篠田玲子は70歳、駅から10分ほどの距離にある自宅で一人暮らしをしている。玲子にとって「荷物」とは、ただの日常の道具や荷物以上のものを意味していた。彼女は物理的な荷物だけでなく、歳を重ねるにつれて増えた心の「荷物」も感じるようになっていた。子供たちは独立して東京の忙しい生活に追われ、夫は10年前に亡くなった。孤独感と共に、彼女は自分が背負える荷物の量を少しずつ限られてきたと実感していた。

その日、玲子は訪問リハビリの理学療法士、三上悠からの訪問を待っていた。三上は玲子が少しでも健康的に生活できるよう、簡単なリハビリを提案してくれる青年で、玲子にとっての小さな光であった。今日は「荷物」についての話をしながら、玲子が少しでも体を楽にして日常を楽しめるよう、リハビリプランを組む予定だった。
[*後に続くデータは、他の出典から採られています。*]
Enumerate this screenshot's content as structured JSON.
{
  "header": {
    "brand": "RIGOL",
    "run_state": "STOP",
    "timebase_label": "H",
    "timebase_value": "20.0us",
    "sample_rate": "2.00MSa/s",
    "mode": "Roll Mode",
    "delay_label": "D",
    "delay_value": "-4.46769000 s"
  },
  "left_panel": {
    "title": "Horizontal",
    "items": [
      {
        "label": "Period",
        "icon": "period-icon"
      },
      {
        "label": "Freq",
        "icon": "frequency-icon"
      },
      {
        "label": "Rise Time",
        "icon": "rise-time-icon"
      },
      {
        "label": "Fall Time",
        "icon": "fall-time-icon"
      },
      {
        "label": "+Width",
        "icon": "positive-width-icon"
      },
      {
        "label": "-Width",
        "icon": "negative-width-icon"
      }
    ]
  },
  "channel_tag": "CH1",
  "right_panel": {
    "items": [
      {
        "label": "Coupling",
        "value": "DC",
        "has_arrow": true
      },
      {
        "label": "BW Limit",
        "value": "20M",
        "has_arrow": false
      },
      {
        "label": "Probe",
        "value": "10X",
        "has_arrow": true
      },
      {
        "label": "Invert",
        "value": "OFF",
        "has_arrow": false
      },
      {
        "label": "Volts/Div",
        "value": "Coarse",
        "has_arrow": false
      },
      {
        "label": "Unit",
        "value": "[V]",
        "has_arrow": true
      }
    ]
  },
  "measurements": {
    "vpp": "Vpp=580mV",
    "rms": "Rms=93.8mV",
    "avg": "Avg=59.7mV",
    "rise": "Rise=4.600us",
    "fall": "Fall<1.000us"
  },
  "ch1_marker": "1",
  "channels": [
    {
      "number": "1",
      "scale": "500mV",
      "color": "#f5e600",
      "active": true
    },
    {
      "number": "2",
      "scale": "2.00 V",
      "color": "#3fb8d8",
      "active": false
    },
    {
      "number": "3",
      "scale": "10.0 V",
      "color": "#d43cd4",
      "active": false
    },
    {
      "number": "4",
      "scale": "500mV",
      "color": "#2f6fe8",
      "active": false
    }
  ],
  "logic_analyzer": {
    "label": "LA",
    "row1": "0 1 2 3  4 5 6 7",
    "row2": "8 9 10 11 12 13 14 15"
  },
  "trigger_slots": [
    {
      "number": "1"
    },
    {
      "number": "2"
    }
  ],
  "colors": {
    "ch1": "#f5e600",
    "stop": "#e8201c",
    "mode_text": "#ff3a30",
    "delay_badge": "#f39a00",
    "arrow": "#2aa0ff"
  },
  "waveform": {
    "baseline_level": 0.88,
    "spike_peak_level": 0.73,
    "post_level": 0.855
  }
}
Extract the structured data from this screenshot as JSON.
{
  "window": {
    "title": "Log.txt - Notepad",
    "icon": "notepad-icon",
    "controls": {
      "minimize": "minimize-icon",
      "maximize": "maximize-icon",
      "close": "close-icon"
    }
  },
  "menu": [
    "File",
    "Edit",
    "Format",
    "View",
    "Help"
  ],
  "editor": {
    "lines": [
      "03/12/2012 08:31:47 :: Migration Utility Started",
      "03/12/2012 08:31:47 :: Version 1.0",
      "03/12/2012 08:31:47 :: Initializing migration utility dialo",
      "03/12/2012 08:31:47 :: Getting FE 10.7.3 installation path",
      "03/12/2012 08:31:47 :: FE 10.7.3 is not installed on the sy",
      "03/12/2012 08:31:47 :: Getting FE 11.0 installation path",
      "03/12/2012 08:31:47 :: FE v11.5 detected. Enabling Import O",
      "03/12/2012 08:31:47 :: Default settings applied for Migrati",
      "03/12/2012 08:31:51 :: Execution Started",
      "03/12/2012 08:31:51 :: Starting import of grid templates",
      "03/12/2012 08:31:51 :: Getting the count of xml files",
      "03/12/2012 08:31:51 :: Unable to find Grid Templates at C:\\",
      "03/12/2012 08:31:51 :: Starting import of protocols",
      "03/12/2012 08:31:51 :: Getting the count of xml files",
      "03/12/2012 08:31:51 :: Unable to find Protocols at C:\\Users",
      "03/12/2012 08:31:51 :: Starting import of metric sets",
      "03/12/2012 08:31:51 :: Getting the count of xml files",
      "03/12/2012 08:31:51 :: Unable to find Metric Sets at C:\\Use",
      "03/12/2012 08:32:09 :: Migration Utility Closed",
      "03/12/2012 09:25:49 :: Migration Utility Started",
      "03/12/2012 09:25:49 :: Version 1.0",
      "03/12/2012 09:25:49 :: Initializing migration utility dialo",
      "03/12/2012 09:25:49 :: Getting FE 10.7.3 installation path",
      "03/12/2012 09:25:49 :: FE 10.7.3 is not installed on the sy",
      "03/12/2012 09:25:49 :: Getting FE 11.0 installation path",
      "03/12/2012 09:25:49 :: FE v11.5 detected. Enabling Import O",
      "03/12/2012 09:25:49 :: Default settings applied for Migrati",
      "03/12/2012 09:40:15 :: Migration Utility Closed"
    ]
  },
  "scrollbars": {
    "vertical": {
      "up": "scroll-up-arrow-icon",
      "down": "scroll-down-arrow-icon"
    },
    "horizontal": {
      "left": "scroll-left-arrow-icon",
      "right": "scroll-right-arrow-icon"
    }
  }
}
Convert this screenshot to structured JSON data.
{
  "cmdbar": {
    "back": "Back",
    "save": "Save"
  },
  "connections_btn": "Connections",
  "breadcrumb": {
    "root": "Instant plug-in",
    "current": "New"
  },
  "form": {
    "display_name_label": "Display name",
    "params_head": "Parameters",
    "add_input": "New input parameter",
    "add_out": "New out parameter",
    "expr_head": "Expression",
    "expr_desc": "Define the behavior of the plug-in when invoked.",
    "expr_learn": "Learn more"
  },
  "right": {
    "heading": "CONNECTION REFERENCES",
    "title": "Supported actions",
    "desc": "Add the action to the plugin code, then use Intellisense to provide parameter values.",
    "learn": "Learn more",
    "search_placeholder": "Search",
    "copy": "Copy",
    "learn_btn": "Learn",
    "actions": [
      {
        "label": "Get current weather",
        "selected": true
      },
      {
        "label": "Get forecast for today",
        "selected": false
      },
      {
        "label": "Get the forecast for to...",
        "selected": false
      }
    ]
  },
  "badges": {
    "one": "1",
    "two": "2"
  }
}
三上が訪れ、リビングに座ると、玲子は少し照れくさそうに切り出した。「三上先生、歳を取ると荷物を背負うのがこんなに大変だなんて、若い頃は考えもしなかったわ。」

三上は微笑みながら、メモ帳を取り出して玲子に向き合った。「分かりますよ。荷物って物理的なものだけじゃなくて、心の中のものも含まれますからね。どうですか、今日はその荷物を少し軽くする練習から始めましょうか。」

玲子はその提案に驚きつつも、少しずつ心を開き、自分の「荷物」について話し始めた。彼女は今まで積み重ねてきた思い出や、失ったもの、残したいものについて、ゆっくりと語り始めたのだ。

話し終えた玲子は、ふっと肩の力が抜けたような気がした。三上はその瞬間を見逃さず、次に具体的なリハビリ動作について提案した。今日は、壁を使って行う簡単な腕立て伏せから始めることになった。

「壁に手をつけて、軽く体を倒しながら腕で支えてみましょう。無理はせず、できる範囲でやってみてください。」

玲子は初めての動作に少し戸惑いながらも、ゆっくりと壁に向かって体を倒した。すると、体が自然に動き、自分がまだ少しずつでも前進できることに気づいた。

リハビリの終わりに、三上が静かに言った。「玲子さん、人が背負える荷物の量は、少しずつ変わっていくものです。でも、重くなったら少し下ろしてみるのも悪くないと思いますよ。」

玲子はその言葉に励まされながら、自分の背負っている荷物が軽くなる日が少しずつ近づいているように感じた。